Das Government House befindet sich in der Upper Albert Road. Von dort blickt man auf den Victoria Peak, mit über fünfhundertfünfzig Metern die höchste Erhebung der britischen Kronkolonie Hongkong. Auch sonst entsprechen die Ausmaße denen einer wichtigen Residenz im Britischen Empire. Die Grundfläche des Anwesens umfasst imposante annähernd zweieinhalb Hektar oder etwas mehr als zwei Fußballfelder.
Der Bau des Hauptgebäudes begann im Oktober 1851, im achten Jahr nachdem Hongkong zur britischen Kolonie erklärt worden war. Nach vier Jahren intensiver Bautätigkeit konnte die Fertigstellung an Ihre Königliche Hoheit Königin Victoria in London gemeldet werden.
In den folgenden Jahren änderte sich der Stil der Residenz mehrfach. Jeder neue Hausherr ließ das Gebäude nach seinen eigenen Vorstellungen renovieren. Das Hauptgebäude besteht nun aus einer Mischung aus reichhaltigem kolonialem Renaissancestil mit britischen, meist gregorianischen, und asiatischen Stilrichtungen. Willkommen im Reich der obersten Kolonialherren, die glauben, einzigartig zu sein.
Vor zehn Jahren wurde ein Seitengebäude an der östlichen Seite für gesellschaftliche Aktivitäten errichtet. Das Obergeschoss beherbergt einen Ballsaal, in dem Bankette für hohe ausländische Würdenträger veranstaltet werden. Bis zu einhundertfünfzig Gäste finden dort Platz.
Aber auch für den Schutz des Gouverneurs und seiner Gäste ist gesorgt. Am Haupteingang an der Upper Albert Road befinden sich zwei Wachgebäude mit einem eisernen Tor. Hier stehen die Government House Guards Wache, um für Sicherheit zu sorgen. Es ist eine Ehre für die in Hongkong stationierten Einheiten der Königlichen Armee, Soldaten für den Wachdienst abzustellen.
In diesem Anwesen residiert seit November letzten Jahres Gouverneur Sir Richard Henderson. Henderson stammt aus Limerick in Irland und hat unter anderem schon Erfahrungen als Gouverneur von den Bahamas und Neufundland gesammelt. Nun also Hongkong. Auf diesen Posten ist Sir Richard besonders stolz. Ist das doch die Anerkennung, die er meint, verdient zu haben.

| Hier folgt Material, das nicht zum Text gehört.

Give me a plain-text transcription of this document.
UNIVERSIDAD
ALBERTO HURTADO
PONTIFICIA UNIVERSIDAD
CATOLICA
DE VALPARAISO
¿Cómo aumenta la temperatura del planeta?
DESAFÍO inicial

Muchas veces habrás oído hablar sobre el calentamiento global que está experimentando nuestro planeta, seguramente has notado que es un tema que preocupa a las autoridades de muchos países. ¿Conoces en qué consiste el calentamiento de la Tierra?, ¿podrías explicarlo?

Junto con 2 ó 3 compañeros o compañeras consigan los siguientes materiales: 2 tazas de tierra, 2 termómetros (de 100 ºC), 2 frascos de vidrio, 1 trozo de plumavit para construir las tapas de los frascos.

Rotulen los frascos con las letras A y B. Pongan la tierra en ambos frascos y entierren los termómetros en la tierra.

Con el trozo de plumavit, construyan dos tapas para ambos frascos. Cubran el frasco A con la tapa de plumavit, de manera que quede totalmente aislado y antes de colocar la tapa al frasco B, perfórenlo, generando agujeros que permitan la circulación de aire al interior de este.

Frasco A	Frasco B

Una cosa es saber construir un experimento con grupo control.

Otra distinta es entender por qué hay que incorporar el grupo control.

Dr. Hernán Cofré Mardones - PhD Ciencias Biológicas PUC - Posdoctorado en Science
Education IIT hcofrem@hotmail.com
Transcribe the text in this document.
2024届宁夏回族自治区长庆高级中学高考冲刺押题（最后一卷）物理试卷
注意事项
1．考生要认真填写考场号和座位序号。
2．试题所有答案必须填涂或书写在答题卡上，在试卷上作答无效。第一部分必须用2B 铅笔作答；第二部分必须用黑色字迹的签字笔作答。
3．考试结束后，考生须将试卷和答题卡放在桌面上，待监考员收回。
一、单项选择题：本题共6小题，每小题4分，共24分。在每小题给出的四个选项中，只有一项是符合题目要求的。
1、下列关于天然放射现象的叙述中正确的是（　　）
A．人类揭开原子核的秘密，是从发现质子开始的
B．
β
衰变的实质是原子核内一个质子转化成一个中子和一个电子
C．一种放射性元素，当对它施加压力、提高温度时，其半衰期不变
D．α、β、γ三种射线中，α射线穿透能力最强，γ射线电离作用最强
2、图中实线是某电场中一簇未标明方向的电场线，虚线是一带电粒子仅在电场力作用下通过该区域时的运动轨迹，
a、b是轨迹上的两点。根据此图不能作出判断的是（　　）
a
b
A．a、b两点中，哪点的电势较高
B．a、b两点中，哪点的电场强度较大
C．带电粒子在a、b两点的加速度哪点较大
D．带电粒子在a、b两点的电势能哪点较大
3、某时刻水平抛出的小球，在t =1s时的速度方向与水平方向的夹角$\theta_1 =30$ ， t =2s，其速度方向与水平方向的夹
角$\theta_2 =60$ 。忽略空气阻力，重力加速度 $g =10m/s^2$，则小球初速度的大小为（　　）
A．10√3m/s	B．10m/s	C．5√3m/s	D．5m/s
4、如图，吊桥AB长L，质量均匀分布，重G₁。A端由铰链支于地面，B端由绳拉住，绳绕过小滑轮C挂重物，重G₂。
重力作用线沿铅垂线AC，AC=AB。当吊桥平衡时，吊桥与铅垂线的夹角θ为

Mit einer Zigarre im Mund, der von einem buschigen, leicht herabhängenden Schnurrbart fast umrahmt ist, sitzt er in seinem bequemen Sessel in seinem Arbeitszimmer. Neben ihm mit einem Glas Scotch in der rechten Hand hat es sich Kapitän Andrew Rochester bequem gemacht.
„Wie ich Ihnen bereits mitgeteilt habe, Kapitän Rochester, hat mich mein werter Kollege aus Singapur, Sir Charles Mitchell, informiert, dass es in dieser Angelegenheit um eine äußerst wichtige und geheime Mission im Rahmen der Sicherheit unseres Empires geht. Ich bin mir Ihrer absoluten Verschwiegenheit als Marineoffizier Ihrer Königlichen Hoheit vollkommen sicher, Kapitän Rochester?“
Dabei blickt Sir Henderson sein Gegenüber mit zusammengekniffenen Augen direkt an. Seine blaugrünen Augen mustern den Kapitän gründlich und dulden keinen Widerspruch.
„Aber sicher doch, Sir Henderson. Bei meiner Ehre als Offizier, Sir!“, entfährt es Kapitän Rochester militärisch knapp.
„Gut, gut, Rochester. Noch wissen Sie nicht, was auf Sie zukommt. Aber gut, dass Sie so selbstsicher sind. Offiziere von Ihrem Schlag hat das Empire leider viel zu wenige“, setzt Sir Henderson nun schon fast schmeichelhaft hinzu.
„Auf mich können Ihre Exzellenz jederzeit setzen“, meint Kapitän Rochester noch hinzufügen zu müssen.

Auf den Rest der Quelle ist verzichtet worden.